Fretboard slotting jig, aka miter box
I built this miter box several years ago during construction of my first instrument, which was essentially a strum stick (think “long-neck dulcimer with triangular body”). It’s pretty simple, and is constructed of poplar. It was originally adjustable, using some bolts and wing nuts. Turns out I was a bit shortsighted, because the bolts weren’t long enough for the width of a banjo fretboard blank (my blanks were about 2 3/8” wide). So, I hot-glued the two halves down to a scrape of MDF after carefully ensuring they were squared.
Really the only other thing that makes this miter box “special” is that the slot is cut with the same saw that I use to cut the frets. That’s a hardware store dovetail saw, modified to cut slots the width of a fret tang. Basically, I clamped the saw teeth in the vise between two steel plates and screwed it down good and tight to take all the set out of the teeth.
I was thinking of making a more fancy fret slot jig, but would have spent too much time and money on it.
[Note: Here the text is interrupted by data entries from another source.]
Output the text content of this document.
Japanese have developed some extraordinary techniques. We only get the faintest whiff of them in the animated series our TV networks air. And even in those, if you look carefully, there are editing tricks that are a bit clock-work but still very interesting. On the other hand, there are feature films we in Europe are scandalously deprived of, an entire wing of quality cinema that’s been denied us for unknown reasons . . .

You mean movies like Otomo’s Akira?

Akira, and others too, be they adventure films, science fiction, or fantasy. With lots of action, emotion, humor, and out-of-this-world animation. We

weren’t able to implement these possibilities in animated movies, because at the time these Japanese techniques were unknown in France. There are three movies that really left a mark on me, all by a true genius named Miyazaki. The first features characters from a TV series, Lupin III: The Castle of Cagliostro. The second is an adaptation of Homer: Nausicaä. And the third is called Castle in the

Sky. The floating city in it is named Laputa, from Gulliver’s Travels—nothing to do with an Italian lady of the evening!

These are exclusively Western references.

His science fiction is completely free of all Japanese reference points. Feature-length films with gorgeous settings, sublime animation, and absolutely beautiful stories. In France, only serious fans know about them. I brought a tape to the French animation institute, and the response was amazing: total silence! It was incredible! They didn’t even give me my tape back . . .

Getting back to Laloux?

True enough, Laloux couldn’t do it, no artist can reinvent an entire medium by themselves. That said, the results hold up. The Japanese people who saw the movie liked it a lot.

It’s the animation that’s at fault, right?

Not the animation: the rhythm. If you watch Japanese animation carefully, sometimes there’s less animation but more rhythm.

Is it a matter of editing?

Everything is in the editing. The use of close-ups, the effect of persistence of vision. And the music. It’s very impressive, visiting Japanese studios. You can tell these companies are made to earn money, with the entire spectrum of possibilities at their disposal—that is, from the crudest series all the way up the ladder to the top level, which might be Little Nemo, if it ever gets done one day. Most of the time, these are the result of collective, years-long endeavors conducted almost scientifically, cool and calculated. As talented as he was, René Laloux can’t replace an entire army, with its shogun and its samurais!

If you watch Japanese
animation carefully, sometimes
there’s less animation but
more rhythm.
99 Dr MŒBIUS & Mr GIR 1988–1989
As it is, I think this is the last time I cut my own fret slots. Let’s see, Rockler 1/4” thick 3”x24” bocote = ~$15, plus about an hour of my time measuring and re-measuring down to 64ths of an inch, then cutting and sweating… or I could buy a 5/16” thick 3”x20” bocote fingerboard from LMII = $14, plus $9 to get it slotted at my preferred scale length… yeah, wish I’d done the latter!
Binding Laminator Jig
This was inspired by a much more refined jig at Stew Mac. My jig basically consists of a tapered slot in a piece of scrap, with strips of tape as required to adjust the fit. In the wide part of the slot, there’s a nail to keep the two strips of binding apart until they are pushed together in the narrow part of the slot. Basically, you feed two strips of plastic binding into the wide part, and then pull them through from the narrow side. Meanwhile, you hold a brush with acetone between the two strips where the nail holds them apart, so that as you pull them through, they get coated with acetone. The two pieces meet, and bind instantly. Voila. This one certainly isn’t pretty. (I included a couple of strips of black-white laminated binding in the photo for reference.
I needed a shooting board for arbitrarily tapering boards (i.e. for tapering the fretboard edges from the heel end down to the nut end). I found a scrap board about 3’ long with a good straight edge on it, and attached a couple toggle clamps to it. Now I just clamp down the fretboard and run my block or smooth plane along it until I reach the line. Most of the work is in ensuring that I get the fretboard clamped down in the correct orientation.
The jig to the left of the shooting board is my heel angle/radius cutting jig. I’ll have to write about that some other time.